Ann Arbor, MI homeless advocates, developer clash 1/8/1998 FWD

Tom Boland (
Sat, 9 May 1998 14:48:20 -0700 (PDT)

Can anyone update this January story about Ann Arbor, Michigan?



     January 8, 1997

     By Maryanne George

     Detriot Free Press Ann Arbor Bureau

The continuing struggle against homelessness in one of the
state's most affluent cities swirls now around an 86-year-old
former armory in the center of Ann Arbor.

Advocates want the city to buy the old National Guard Armory
and turn it into a shelter for the growing ranks of the homeless.

Developer Ed Shaffran, who has an agreement with the
Michigan Department of Military Affairs to buy the two-story,
21,000-square-foot building for $405,000, wants to remodel it
with condominiums that would sell for $150,000 to $200,000.

At Monday night's City Council meeting, about 40 protesters --
most reportedly members of the Detroit-based National
Women's Rights Organizing Coalition (NWROC) -- disrupted
proceedings. After a recess failed to quiet the protest, Mayor
Ingrid Sheldon adjourned the meeting until 8 a.m. today.

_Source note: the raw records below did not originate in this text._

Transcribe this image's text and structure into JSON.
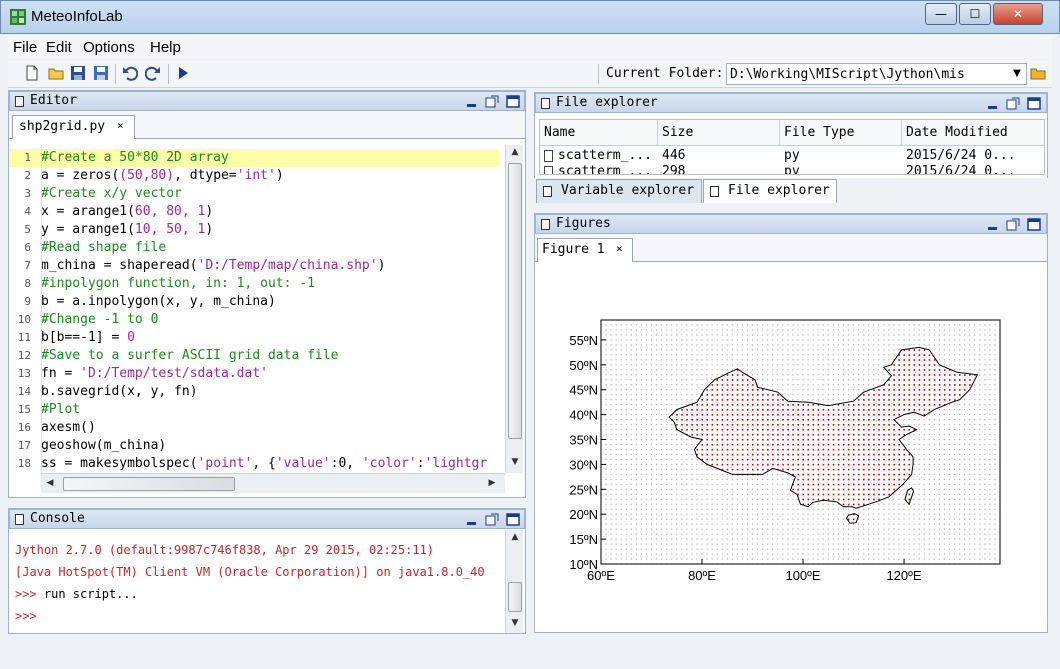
{
  "window": {
    "title": "MeteoInfoLab",
    "min_label": "—",
    "max_label": "☐",
    "close_label": "✕"
  },
  "menu": [
    "File",
    "Edit",
    "Options",
    "Help"
  ],
  "toolbar": {
    "icons": [
      "new-file-icon",
      "open-folder-icon",
      "save-icon",
      "save-all-icon",
      "undo-icon",
      "redo-icon",
      "run-icon"
    ],
    "folder_label": "Current Folder:",
    "folder_value": "D:\\Working\\MIScript\\Jython\\mis"
  },
  "editor": {
    "panel_title": "Editor",
    "tab": "shp2grid.py",
    "lines": [
      {
        "n": "1",
        "parts": [
          [
            "c",
            "#Create a 50*80 2D array"
          ]
        ]
      },
      {
        "n": "2",
        "parts": [
          [
            "t",
            "a = zeros("
          ],
          [
            "n",
            "(50,80)"
          ],
          [
            "t",
            ", dtype="
          ],
          [
            "s",
            "'int'"
          ],
          [
            "t",
            ")"
          ]
        ]
      },
      {
        "n": "3",
        "parts": [
          [
            "c",
            "#Create x/y vector"
          ]
        ]
      },
      {
        "n": "4",
        "parts": [
          [
            "t",
            "x = arange1("
          ],
          [
            "n",
            "60, 80, 1"
          ],
          [
            "t",
            ")"
          ]
        ]
      },
      {
        "n": "5",
        "parts": [
          [
            "t",
            "y = arange1("
          ],
          [
            "n",
            "10, 50, 1"
          ],
          [
            "t",
            ")"
          ]
        ]
      },
      {
        "n": "6",
        "parts": [
          [
            "c",
            "#Read shape file"
          ]
        ]
      },
      {
        "n": "7",
        "parts": [
          [
            "t",
            "m_china = shaperead("
          ],
          [
            "s",
            "'D:/Temp/map/china.shp'"
          ],
          [
            "t",
            ")"
          ]
        ]
      },
      {
        "n": "8",
        "parts": [
          [
            "c",
            "#inpolygon function, in: 1, out: -1"
          ]
        ]
      },
      {
        "n": "9",
        "parts": [
          [
            "t",
            "b = a.inpolygon(x, y, m_china)"
          ]
        ]
      },
      {
        "n": "10",
        "parts": [
          [
            "c",
            "#Change -1 to 0"
          ]
        ]
      },
      {
        "n": "11",
        "parts": [
          [
            "t",
            "b[b==-1] = "
          ],
          [
            "n",
            "0"
          ]
        ]
      },
      {
        "n": "12",
        "parts": [
          [
            "c",
            "#Save to a surfer ASCII grid data file"
          ]
        ]
      },
      {
        "n": "13",
        "parts": [
          [
            "t",
            "fn = "
          ],
          [
            "s",
            "'D:/Temp/test/sdata.dat'"
          ]
        ]
      },
      {
        "n": "14",
        "parts": [
          [
            "t",
            "b.savegrid(x, y, fn)"
          ]
        ]
      },
      {
        "n": "15",
        "parts": [
          [
            "c",
            "#Plot"
          ]
        ]
      },
      {
        "n": "16",
        "parts": [
          [
            "t",
            "axesm()"
          ]
        ]
      },
      {
        "n": "17",
        "parts": [
          [
            "t",
            "geoshow(m_china)"
          ]
        ]
      },
      {
        "n": "18",
        "parts": [
          [
            "t",
            "ss = makesymbolspec("
          ],
          [
            "s",
            "'point'"
          ],
          [
            "t",
            ", {"
          ],
          [
            "s",
            "'value'"
          ],
          [
            "t",
            ":0, "
          ],
          [
            "s",
            "'color'"
          ],
          [
            "t",
            ":"
          ],
          [
            "s",
            "'lightgr"
          ]
        ]
      }
    ]
  },
  "console": {
    "panel_title": "Console",
    "lines": [
      {
        "k": false,
        "text": "Jython 2.7.0 (default:9987c746f838, Apr 29 2015, 02:25:11)"
      },
      {
        "k": false,
        "text": "[Java HotSpot(TM) Client VM (Oracle Corporation)] on java1.8.0_40"
      },
      {
        "k": true,
        "prompt": ">>> ",
        "text": "run script..."
      },
      {
        "k": false,
        "text": ">>>"
      }
    ]
  },
  "file_explorer": {
    "panel_title": "File explorer",
    "columns": [
      "Name",
      "Size",
      "File Type",
      "Date Modified"
    ],
    "rows": [
      {
        "name": "scatterm_...",
        "size": "446",
        "type": "py",
        "date": "2015/6/24 0..."
      },
      {
        "name": "scatterm_...",
        "size": "298",
        "type": "py",
        "date": "2015/6/24 0..."
      }
    ],
    "tabs": [
      "Variable explorer",
      "File explorer"
    ]
  },
  "figures": {
    "panel_title": "Figures",
    "tab": "Figure 1"
  },
  "chart_data": {
    "type": "map",
    "x_ticks": [
      "60ºE",
      "80ºE",
      "100ºE",
      "120ºE"
    ],
    "x_values": [
      60,
      80,
      100,
      120
    ],
    "y_ticks": [
      "10ºN",
      "15ºN",
      "20ºN",
      "25ºN",
      "30ºN",
      "35ºN",
      "40ºN",
      "45ºN",
      "50ºN",
      "55ºN"
    ],
    "y_values": [
      10,
      15,
      20,
      25,
      30,
      35,
      40,
      45,
      50,
      55
    ],
    "xlim": [
      60,
      139
    ],
    "ylim": [
      10,
      59
    ],
    "outside_color": "#b0b0b0",
    "inside_color": "#cc0000",
    "grid_step": 1,
    "china_outline": [
      [
        73.5,
        39.5
      ],
      [
        75,
        41
      ],
      [
        79,
        42.5
      ],
      [
        80.5,
        45
      ],
      [
        82.5,
        47
      ],
      [
        85.5,
        48.5
      ],
      [
        87,
        49.2
      ],
      [
        88,
        48.5
      ],
      [
        90.5,
        47
      ],
      [
        91,
        45.5
      ],
      [
        95,
        44.5
      ],
      [
        97,
        42.7
      ],
      [
        101,
        42.5
      ],
      [
        105,
        41.8
      ],
      [
        110,
        42.7
      ],
      [
        112,
        44.5
      ],
      [
        116,
        46
      ],
      [
        117.5,
        47.8
      ],
      [
        116,
        49.5
      ],
      [
        117.5,
        50
      ],
      [
        119.5,
        53
      ],
      [
        123,
        53.5
      ],
      [
        125,
        53
      ],
      [
        127,
        50
      ],
      [
        130.5,
        48.5
      ],
      [
        134.5,
        48
      ],
      [
        133,
        45
      ],
      [
        131,
        43
      ],
      [
        129.5,
        42.5
      ],
      [
        126,
        41
      ],
      [
        124,
        39.7
      ],
      [
        122,
        40.5
      ],
      [
        120,
        40
      ],
      [
        118,
        39
      ],
      [
        119.5,
        37.5
      ],
      [
        121,
        37.7
      ],
      [
        122.5,
        37
      ],
      [
        120.5,
        36
      ],
      [
        119,
        35
      ],
      [
        120.5,
        33
      ],
      [
        121.8,
        31.5
      ],
      [
        121.8,
        30
      ],
      [
        121.5,
        28
      ],
      [
        119.8,
        26
      ],
      [
        117,
        23.5
      ],
      [
        115,
        22.7
      ],
      [
        113,
        22
      ],
      [
        110.5,
        21.2
      ],
      [
        109.7,
        21.5
      ],
      [
        108,
        21.5
      ],
      [
        106.7,
        22.5
      ],
      [
        104,
        22.8
      ],
      [
        102,
        22.4
      ],
      [
        101,
        21.5
      ],
      [
        99.5,
        22
      ],
      [
        98.8,
        24
      ],
      [
        97.5,
        24.8
      ],
      [
        98.5,
        27.5
      ],
      [
        97,
        28.3
      ],
      [
        94,
        29.2
      ],
      [
        92,
        28
      ],
      [
        89,
        28
      ],
      [
        86,
        28
      ],
      [
        84,
        28.8
      ],
      [
        81,
        30
      ],
      [
        79,
        31.5
      ],
      [
        78.5,
        33
      ],
      [
        80,
        35
      ],
      [
        77.8,
        35.5
      ],
      [
        75,
        37
      ],
      [
        74.5,
        38.5
      ]
    ],
    "hainan_outline": [
      [
        108.6,
        19.2
      ],
      [
        109.3,
        18.2
      ],
      [
        110.5,
        18.3
      ],
      [
        111,
        19.7
      ],
      [
        110.2,
        20.1
      ],
      [
        109,
        19.8
      ]
    ],
    "taiwan_outline": [
      [
        120.2,
        23
      ],
      [
        121,
        22
      ],
      [
        121.9,
        24.6
      ],
      [
        121.5,
        25.3
      ],
      [
        120.7,
        24.8
      ]
    ]
  }
}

The council is scheduled to vote on whether to rezone the
armory for residential development and approve Shaffran's

Jean Carlberg, one of seven Democratic council members who
voted previously to table Shaffran's plan, said she is trying to
postpone a new vote until the council can get accurate figures on
renovation costs.

"The search for a new shelter is a serious one. We want to make
sure we have all the information on the armory before taking it
out of consideration. Shelter is a public need that won't be met
by free-market forces," Carlberg said.

"All our shelters are full and turning people away."

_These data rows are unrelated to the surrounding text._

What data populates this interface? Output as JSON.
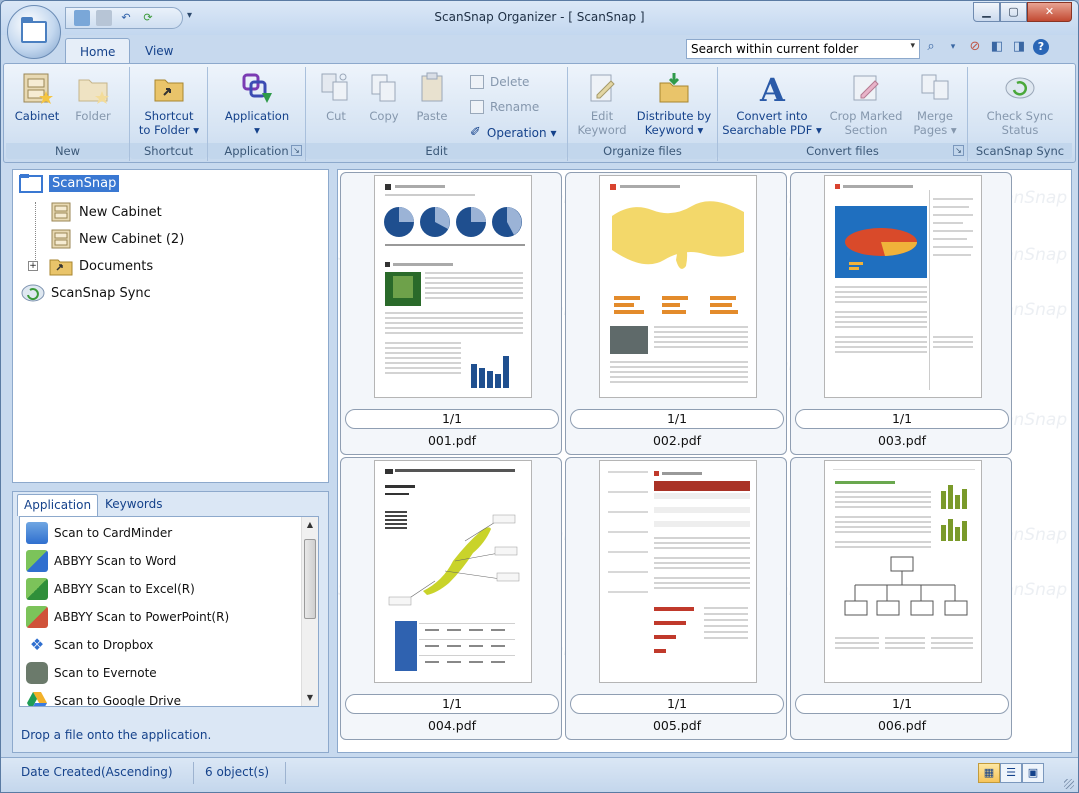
{
  "window": {
    "title": "ScanSnap Organizer - [ ScanSnap ]",
    "controls": {
      "minimize": "▭",
      "maximize": "▢",
      "close": "✕"
    }
  },
  "quick_access": {
    "icons": [
      "scan-icon",
      "print-icon",
      "undo-icon",
      "sync-icon"
    ],
    "dropdown": "▾"
  },
  "tabs": [
    {
      "label": "Home",
      "active": true
    },
    {
      "label": "View",
      "active": false
    }
  ],
  "search": {
    "value": "Search within current folder",
    "dropdown": "▾"
  },
  "ribbon": {
    "groups": {
      "new": "New",
      "shortcut": "Shortcut",
      "application": "Application",
      "edit": "Edit",
      "organize": "Organize files",
      "convert": "Convert files",
      "sync": "ScanSnap Sync"
    },
    "buttons": {
      "cabinet": "Cabinet",
      "folder": "Folder",
      "shortcut_line1": "Shortcut",
      "shortcut_line2": "to Folder ▾",
      "application": "Application",
      "application_arrow": "▾",
      "cut": "Cut",
      "copy": "Copy",
      "paste": "Paste",
      "delete": "Delete",
      "rename": "Rename",
      "operation": "Operation ▾",
      "edit_keyword_1": "Edit",
      "edit_keyword_2": "Keyword",
      "distribute_1": "Distribute by",
      "distribute_2": "Keyword ▾",
      "convert_1": "Convert into",
      "convert_2": "Searchable PDF ▾",
      "crop_1": "Crop Marked",
      "crop_2": "Section",
      "merge_1": "Merge",
      "merge_2": "Pages ▾",
      "sync_1": "Check Sync",
      "sync_2": "Status"
    }
  },
  "tree": {
    "items": [
      {
        "label": "ScanSnap",
        "selected": true
      },
      {
        "label": "New Cabinet"
      },
      {
        "label": "New Cabinet (2)"
      },
      {
        "label": "Documents",
        "expander": "+"
      },
      {
        "label": "ScanSnap Sync"
      }
    ]
  },
  "app_panel": {
    "tabs": [
      {
        "label": "Application",
        "active": true
      },
      {
        "label": "Keywords",
        "active": false
      }
    ],
    "items": [
      {
        "label": "Scan to CardMinder",
        "icon": "cardminder-icon",
        "color": "#3b7fd0"
      },
      {
        "label": "ABBYY Scan to Word",
        "icon": "abbyy-word-icon",
        "color": "#4a9a3a"
      },
      {
        "label": "ABBYY Scan to Excel(R)",
        "icon": "abbyy-excel-icon",
        "color": "#4a9a3a"
      },
      {
        "label": "ABBYY Scan to PowerPoint(R)",
        "icon": "abbyy-powerpoint-icon",
        "color": "#4a9a3a"
      },
      {
        "label": "Scan to Dropbox",
        "icon": "dropbox-icon",
        "color": "#2f6fcf"
      },
      {
        "label": "Scan to Evernote",
        "icon": "evernote-icon",
        "color": "#5f6f5f"
      },
      {
        "label": "Scan to Google Drive",
        "icon": "google-drive-icon",
        "color": "#f2b12a"
      }
    ],
    "hint": "Drop a file onto the application."
  },
  "files": [
    {
      "count": "1/1",
      "name": "001.pdf"
    },
    {
      "count": "1/1",
      "name": "002.pdf"
    },
    {
      "count": "1/1",
      "name": "003.pdf"
    },
    {
      "count": "1/1",
      "name": "004.pdf"
    },
    {
      "count": "1/1",
      "name": "005.pdf"
    },
    {
      "count": "1/1",
      "name": "006.pdf"
    }
  ],
  "watermark": "ScanSnap",
  "status": {
    "sort": "Date Created(Ascending)",
    "objects": "6 object(s)"
  },
  "colors": {
    "accent": "#15428b",
    "selection": "#3a78d2",
    "ribbon": "#dbe7f5"
  }
}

Olaf Lidums, interim director of the Shelter Association of
Washtenaw County, estimates there are about 1,200 homeless
people in the county. The association can house about 150
people in three shelters it operates and through a rotating
program in area churches.

Other agencies such as the Salvation Army offer additional

Lidums said a shelter is needed, but his group doesn't condone
the disruptive protests.

Larry Fox, a member of the volunteer Homeless Action
Committee, proposes using public and private funds to buy and
renovate the armory for about $1 million.

But Sheldon said a 1994 city study showed it would take about
$2 million. "It would be cheaper to do from scratch," she said.